Turkey and Cranberry Chutney fillo triangles.


----------



## TATTRAT (Nov 24, 2006)

Turkey ravioli with bruised sage and toasted pine nuts
Turkey Katchatori
Turkey Fajitas
Turkey Soup
Sheppard's pie, with Turkey

My fave, turkey sandwich,open faced on white bread smothered in gravy


----------



## AllenOK (Nov 24, 2006)

I guess I ought to Turkey Tortilla Soup to my list.


----------



## YT2095 (Nov 24, 2006)

if you blitz the turkey in a blender with herbs and spices it`ll go to a sort of powder like mix, add enough egg to this to make it like a soft dough.
take a peice of this and roll it into a ball (golf ball size is good), push your finger into it half way to make a hollow, and then put in a small cube of frozen garlic and herb butter and seal it up well, then wrap it into a square of cling flim by placing it in the middle then bringing up the edges and twisting tightly so there`s no air trapped do this until the mix is gone.
then lay them all on a sheet of tin foil (single layer) and wrap them well.
place into boiling water for 20 mins.
when cool they will have set into shape and not burst.
these can then be pan fried until golden and served with whatever you like, Savory rice is nice


----------



## FraidKnot (Nov 24, 2006)

college_cook said:
			
		

> Thanksgiving sandwich!  That's the only leftover you should ever eat after thanksgiving!  It's defintely one of my favorites, and I look forward to it every year, nearly as much as Thanksgiving itself.

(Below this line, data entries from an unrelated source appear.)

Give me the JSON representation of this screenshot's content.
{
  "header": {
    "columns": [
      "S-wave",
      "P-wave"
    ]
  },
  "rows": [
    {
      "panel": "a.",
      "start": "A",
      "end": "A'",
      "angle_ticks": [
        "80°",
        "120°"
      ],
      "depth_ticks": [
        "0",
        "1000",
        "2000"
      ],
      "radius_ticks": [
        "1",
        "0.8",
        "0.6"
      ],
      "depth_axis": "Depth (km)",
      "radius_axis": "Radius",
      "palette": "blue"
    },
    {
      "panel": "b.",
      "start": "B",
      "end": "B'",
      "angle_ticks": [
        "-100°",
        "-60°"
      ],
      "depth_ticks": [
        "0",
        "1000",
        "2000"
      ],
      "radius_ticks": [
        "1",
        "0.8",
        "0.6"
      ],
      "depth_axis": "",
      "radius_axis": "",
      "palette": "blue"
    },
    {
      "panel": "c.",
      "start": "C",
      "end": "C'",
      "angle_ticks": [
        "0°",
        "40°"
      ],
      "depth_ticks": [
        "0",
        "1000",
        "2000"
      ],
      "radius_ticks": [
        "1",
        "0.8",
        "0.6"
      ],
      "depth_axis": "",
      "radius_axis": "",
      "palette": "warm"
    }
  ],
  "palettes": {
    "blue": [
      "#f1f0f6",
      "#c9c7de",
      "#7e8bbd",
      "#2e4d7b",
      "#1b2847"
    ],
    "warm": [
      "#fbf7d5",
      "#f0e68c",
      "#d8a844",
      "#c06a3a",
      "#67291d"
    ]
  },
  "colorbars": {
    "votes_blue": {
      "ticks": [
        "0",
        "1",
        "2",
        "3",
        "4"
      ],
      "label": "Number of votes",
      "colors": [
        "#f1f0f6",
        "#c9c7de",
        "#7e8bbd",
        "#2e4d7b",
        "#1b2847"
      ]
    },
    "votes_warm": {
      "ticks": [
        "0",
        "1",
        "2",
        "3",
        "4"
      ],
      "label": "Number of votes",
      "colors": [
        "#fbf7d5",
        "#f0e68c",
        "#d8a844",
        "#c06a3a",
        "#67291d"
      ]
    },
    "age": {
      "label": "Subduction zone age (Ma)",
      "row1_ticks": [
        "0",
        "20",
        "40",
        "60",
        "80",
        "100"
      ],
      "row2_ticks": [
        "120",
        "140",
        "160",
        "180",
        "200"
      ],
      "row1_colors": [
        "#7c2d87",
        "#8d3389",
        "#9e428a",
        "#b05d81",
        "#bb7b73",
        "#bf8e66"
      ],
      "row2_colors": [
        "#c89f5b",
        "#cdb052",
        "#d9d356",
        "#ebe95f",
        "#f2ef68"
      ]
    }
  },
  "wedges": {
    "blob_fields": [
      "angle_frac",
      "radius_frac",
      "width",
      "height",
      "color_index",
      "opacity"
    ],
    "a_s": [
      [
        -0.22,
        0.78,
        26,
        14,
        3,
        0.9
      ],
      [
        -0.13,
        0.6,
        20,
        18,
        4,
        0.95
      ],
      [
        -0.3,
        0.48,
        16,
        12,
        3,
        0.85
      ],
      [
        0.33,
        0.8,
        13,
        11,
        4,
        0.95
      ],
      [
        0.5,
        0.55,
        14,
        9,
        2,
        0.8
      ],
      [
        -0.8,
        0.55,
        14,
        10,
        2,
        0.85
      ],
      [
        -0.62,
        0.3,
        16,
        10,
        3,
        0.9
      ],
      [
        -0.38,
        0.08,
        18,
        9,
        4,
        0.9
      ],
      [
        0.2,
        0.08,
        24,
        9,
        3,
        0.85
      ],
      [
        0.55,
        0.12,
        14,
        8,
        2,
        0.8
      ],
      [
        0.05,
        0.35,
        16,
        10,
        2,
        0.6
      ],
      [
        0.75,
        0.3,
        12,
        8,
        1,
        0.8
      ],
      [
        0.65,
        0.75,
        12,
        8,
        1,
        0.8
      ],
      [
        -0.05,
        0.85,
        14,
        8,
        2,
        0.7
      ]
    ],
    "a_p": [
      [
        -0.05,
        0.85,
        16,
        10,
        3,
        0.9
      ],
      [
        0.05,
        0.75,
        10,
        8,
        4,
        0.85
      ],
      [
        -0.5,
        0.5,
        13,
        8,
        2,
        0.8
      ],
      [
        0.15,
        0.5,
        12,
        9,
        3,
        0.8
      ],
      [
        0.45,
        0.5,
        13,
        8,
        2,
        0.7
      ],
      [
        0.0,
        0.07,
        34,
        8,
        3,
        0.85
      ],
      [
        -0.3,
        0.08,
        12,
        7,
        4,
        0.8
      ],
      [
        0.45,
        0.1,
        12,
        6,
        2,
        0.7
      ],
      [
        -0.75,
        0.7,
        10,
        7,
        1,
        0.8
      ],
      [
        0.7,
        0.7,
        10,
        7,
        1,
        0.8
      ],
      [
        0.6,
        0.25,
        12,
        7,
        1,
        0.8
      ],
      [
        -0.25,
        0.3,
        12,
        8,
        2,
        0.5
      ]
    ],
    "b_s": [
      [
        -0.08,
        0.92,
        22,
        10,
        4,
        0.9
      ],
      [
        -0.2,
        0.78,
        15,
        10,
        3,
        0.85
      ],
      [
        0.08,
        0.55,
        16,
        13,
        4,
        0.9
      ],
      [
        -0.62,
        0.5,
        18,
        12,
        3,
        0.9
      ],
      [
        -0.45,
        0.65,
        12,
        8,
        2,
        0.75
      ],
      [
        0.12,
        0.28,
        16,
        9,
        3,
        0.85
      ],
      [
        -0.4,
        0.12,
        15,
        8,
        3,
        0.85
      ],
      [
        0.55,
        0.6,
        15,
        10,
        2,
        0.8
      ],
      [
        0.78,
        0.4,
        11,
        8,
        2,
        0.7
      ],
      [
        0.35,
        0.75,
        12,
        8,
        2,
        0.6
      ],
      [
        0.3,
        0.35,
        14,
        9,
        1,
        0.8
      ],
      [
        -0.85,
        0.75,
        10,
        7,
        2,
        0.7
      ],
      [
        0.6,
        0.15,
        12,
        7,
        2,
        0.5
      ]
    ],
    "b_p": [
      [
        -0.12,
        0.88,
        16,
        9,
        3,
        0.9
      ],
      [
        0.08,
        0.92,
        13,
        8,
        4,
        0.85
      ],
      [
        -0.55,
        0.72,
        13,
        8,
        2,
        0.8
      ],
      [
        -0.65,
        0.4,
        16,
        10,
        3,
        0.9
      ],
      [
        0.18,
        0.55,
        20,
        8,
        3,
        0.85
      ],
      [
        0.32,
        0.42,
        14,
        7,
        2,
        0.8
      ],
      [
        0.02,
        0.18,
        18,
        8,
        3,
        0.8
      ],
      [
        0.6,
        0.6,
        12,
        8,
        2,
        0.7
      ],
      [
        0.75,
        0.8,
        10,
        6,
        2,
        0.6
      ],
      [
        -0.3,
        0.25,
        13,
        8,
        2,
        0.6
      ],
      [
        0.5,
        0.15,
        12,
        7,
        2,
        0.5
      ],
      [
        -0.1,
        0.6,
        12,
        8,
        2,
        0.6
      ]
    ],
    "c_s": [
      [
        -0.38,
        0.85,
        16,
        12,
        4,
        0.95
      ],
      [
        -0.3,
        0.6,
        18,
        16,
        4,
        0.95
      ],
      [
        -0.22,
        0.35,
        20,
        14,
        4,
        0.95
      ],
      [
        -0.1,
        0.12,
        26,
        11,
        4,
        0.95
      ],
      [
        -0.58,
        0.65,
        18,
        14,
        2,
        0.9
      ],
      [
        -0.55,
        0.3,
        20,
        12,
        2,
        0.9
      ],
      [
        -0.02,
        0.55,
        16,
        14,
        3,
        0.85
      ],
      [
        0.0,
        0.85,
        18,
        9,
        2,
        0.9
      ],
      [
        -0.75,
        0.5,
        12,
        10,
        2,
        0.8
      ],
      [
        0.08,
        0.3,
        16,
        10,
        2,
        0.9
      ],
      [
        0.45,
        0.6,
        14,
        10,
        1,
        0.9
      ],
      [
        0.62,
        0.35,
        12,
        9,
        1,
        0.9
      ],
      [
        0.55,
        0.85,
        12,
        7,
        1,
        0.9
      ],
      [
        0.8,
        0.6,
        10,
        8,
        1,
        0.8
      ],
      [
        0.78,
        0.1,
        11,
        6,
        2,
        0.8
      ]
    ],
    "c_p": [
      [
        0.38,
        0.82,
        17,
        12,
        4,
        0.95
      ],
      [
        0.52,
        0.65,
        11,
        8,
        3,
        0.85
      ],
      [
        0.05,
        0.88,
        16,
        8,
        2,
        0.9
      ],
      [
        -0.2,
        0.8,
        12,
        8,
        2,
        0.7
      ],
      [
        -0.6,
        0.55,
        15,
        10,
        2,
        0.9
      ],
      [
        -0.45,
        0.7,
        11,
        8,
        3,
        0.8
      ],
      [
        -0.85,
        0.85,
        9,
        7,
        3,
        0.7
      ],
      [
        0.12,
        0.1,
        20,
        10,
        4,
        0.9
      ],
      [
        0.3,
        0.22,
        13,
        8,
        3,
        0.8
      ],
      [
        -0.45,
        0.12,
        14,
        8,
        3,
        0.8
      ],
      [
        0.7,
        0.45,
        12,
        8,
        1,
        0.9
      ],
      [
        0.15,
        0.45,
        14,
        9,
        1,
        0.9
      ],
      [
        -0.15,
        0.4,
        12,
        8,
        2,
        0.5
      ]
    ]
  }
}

Called a Hot Brown, an open faced hot turkey sandwich created at The Brown Hotel:

http://www.brownhotel.com/hotbrown.php3

I'm not a fan of turkey but I'll eat this, you betcha!

Fraidy


----------



## karadekoolaid (Nov 24, 2006)

No-one added "Turkey Curry"; a must with left over turkey.


----------



## PytnPlace (Nov 24, 2006)

We can't break with tradition.  Everyone wants a turkey sandwich and turkey rice/noodle soup.  If there is anything left I make a pot pie using leftover veggies and gravy.


----------



## corazon (Nov 24, 2006)

We made really good turkey melts today.  We're planning on making green chile turkey enchiladas, probably tomorrow.


----------



## pipman (Nov 25, 2006)

college_cook said:
			
		

> Thanksgiving sandwich! That's the only leftover you should ever eat after thanksgiving! It's defintely one of my favorites, and I look forward to it every year, nearly as much as Thanksgiving itself.


 
I feel exactly the same way about the day after turkey sandwich, however this year my wife and I am on a BBQ kick so we did something a little diffrent.  I shreaded the leftover turkey and mixed in some Honey KC Masterpiece sauce and made some sandwiches like that.  It was pretty good, my wife actually liked it better than the pork version I made last week.


----------



## YT2095 (Nov 25, 2006)

similar to the turkey Kiev style I mentioned earlier in here, you could also use the blitzed up meat with herbs/spices (it comes out almost powdery) and add it to Wonton mix or make some sausages or even use it as a thickener or put it in with meat loaf mix, there`s a million and 1 ways you can hide it if you`re Really sick of turkey


----------